The traditional goal of therapy has a burst suppression pattern on EEG for 12–24 hours before attempting to taper medications. There are no convincing prospective data to suggest that a burst suppression pattern is required to control or to prevent recurrent seizures [35], thus we recommend seizure suppression as a goal, regardless of the EEG background.

Pentobarbital

Pentobarbital, with a loading dose of 5–12 mg/kg followed by an infusion of 1–10 mg/kg, is extremely effective in producing coma and achieving burst suppression on EEG. Maintenance therapy of a longer-acting anticonvulsant is continued during this time in anticipation of reversing coma as soon as clinically feasible. High doses of barbiturates can cause poor chemotaxis of white cells, paralysis of respiratory cilia, and poikilothermia. Therefore, the clinician must be vigilant in detecting infection and weaning the medication as soon as safely possible. Although the half-life of pentobarbital is 90 hours, awakening begins within a few hours after the plasma concentration begins to fall.

Midazolam

Numerous clinical studies have shown that midazolam bolus (0.1–0.3 mg/kg) followed by continuous infusion (0.05–2.0 mg/kg/hour) rapidly controls seizures that have not responded to traditional first, second, and even third-line agents [36,37]. Reports of clinically significant hypotension are rare, and sedation is rapidly reversed after infusion is stopped.
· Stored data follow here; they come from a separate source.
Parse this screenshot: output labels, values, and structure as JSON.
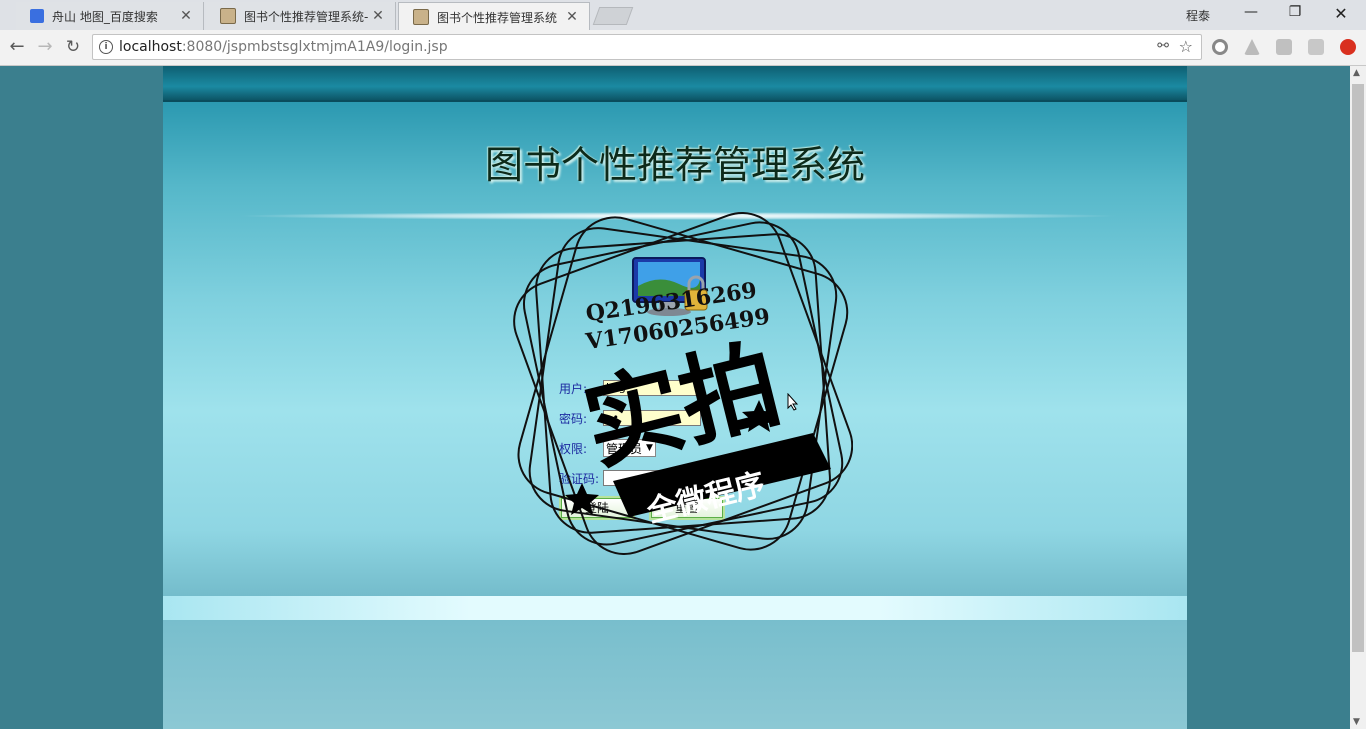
{
  "browser": {
    "tabs": [
      {
        "title": "舟山 地图_百度搜索",
        "active": false
      },
      {
        "title": "图书个性推荐管理系统-",
        "active": false
      },
      {
        "title": "图书个性推荐管理系统",
        "active": true
      }
    ],
    "profile_name": "程泰",
    "url_host": "localhost",
    "url_path": ":8080/jspmbstsglxtmjmA1A9/login.jsp"
  },
  "page": {
    "title": "图书个性推荐管理系统",
    "form": {
      "user_label": "用户:",
      "user_value": "hsg",
      "password_label": "密码:",
      "password_value": "••",
      "role_label": "权限:",
      "role_value": "管理员",
      "captcha_label": "验证码:",
      "captcha_image_text": "",
      "login_button": "登陆",
      "reset_button": "重置"
    },
    "watermark": {
      "line1": "Q2196316269",
      "line2": "V17060256499",
      "big": "实拍",
      "banner": "全微程序"
    }
  },
  "colors": {
    "page_bg": "#3b7f8e",
    "title_text": "#0d2a1a",
    "label_text": "#1c2aa0",
    "input_bg": "#ffffcc",
    "button_border": "#5cae47"
  }
}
Prolonged use of midazolam is limited by tachyphy-laxis requiring increasing doses to maintain the desired EEG tracing. Additionally, midazolam accumulates in critically ill patients; with prolonged usage, the half-life of the terminal phase can be three to eight times the reported half-life of two to six hours [38]. In a small retrospective study, Prasad et al. found that for patients with an APACHE II (Acute Physiology and Chronic Health Evaluation II) score greater than or equal to 20, treating refractory SE with midazolam may have a lower mortality than that associated with propofol [39].

Propofol

Several studies and case reports document the efficacy of propofol in the treatment of refractory SE, GCSE, NCSE, and complex partial SE [40,41,42]. Propofol is fast-acting, highly lipid soluble, and has little propensity to accumulate. An initial dose of 3–5 mg/kg is followed by a maintenance dose of 1–15 mg/kg/hour, as required for seizure control. Abrupt discontinuation of infusion has been associated with recurrent seizures. Hypotension, hypertriglyceridemia, and worsening of anemia have also been reported with this agent. Two small studies have shown an interesting, but insignificant, increase in mortality among SE patients treated with propofol versus midazolam or high dose barbiturates. Future studies are needed to better elucidate this issue.

Conclusion

As the issue of SE is often faced by practitioners of critical care, it is imperative that SE be recognized and treated as a medical emergency. Given the complex pathophysiology, being able to abort SE will contribute to a decrease in the systemic effects and neurologic injury. First line treatment with benzodiazepines, followed by the other agents discussed above, provide the maximal potential for successful management of SE.

Competing interests

None declared.

Abbreviations

ASE = acute status epilepticus; EEG = electroencephalograph; GCSE = generalized convulsive status epilepticus; NCSE = nonconvulsive status epilepticus; SE = status epilepticus.